I love this hairstyle.  Can any of you hair experts tell me how to do this?


----------



## GreekChick (Oct 14, 2007)

Thank you for posting this! I'm also wondering how to do this hairstyle.


----------



## aalore (Oct 14, 2007)

Sorry.. I can't help but I really like this too. Anyone??


----------



## kimb (Oct 16, 2007)

I think her hair is short and its just curled abit and hairsprayed back to set the waves.  Also its obviously colored. I dont know if this helped. hope it did.


----------



## xsnowwhite (Oct 16, 2007)

Quote:

   Originally Posted by *kimb* 

 
_I think her hair is short and its just curled abit and hairsprayed back to set the waves.  Also its obviously colored.
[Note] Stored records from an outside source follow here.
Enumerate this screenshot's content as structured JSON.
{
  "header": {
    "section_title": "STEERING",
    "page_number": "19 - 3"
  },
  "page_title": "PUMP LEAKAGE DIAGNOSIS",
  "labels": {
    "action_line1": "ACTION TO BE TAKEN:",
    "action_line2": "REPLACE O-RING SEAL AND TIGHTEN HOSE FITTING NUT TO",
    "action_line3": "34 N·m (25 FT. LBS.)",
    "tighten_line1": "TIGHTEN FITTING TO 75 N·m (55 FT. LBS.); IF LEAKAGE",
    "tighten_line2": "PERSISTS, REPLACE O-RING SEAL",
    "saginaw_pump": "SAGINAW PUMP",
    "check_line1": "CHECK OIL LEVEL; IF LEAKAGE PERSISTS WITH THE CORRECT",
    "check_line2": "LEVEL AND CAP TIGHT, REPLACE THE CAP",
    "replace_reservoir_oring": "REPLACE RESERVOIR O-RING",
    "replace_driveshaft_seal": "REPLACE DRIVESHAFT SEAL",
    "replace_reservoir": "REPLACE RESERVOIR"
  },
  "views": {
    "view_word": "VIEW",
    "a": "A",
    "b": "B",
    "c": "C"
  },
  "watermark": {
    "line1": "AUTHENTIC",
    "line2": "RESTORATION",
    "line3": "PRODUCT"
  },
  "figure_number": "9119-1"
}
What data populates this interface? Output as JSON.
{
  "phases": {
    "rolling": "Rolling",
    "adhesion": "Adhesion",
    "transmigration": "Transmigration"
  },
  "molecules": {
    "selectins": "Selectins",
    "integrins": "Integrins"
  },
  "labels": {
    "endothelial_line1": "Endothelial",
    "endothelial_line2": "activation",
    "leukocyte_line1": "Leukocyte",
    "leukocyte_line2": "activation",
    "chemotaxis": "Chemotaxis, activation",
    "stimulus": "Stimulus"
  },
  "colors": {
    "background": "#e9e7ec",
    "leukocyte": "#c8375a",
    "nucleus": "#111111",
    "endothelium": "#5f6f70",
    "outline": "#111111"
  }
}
I dont know if this helped. hope it did._

 
yeah i agree
her hair is really short so i guess they just kinda curled it and put it back.


----------



## CantAffordMAC (Oct 17, 2007)

I'd probably curl it, maybe with 1 inch (maybe 1 1/2 inch) curling iron, then comb/fingercomb the curls out. I'd probably use a wax or pomade (they make a lot of them for short hair) and work it through the hair as directed (i guess after the curling was done..) The front looks teased, then backcombed to smooth it out. I'd kind of finger style it afterwards, to direct it the way u want it to look. Then finish off with hairspray.

As for the pink...it'd be hard to get the hair pink unless it was blonde/bleached already. Hope this helps


----------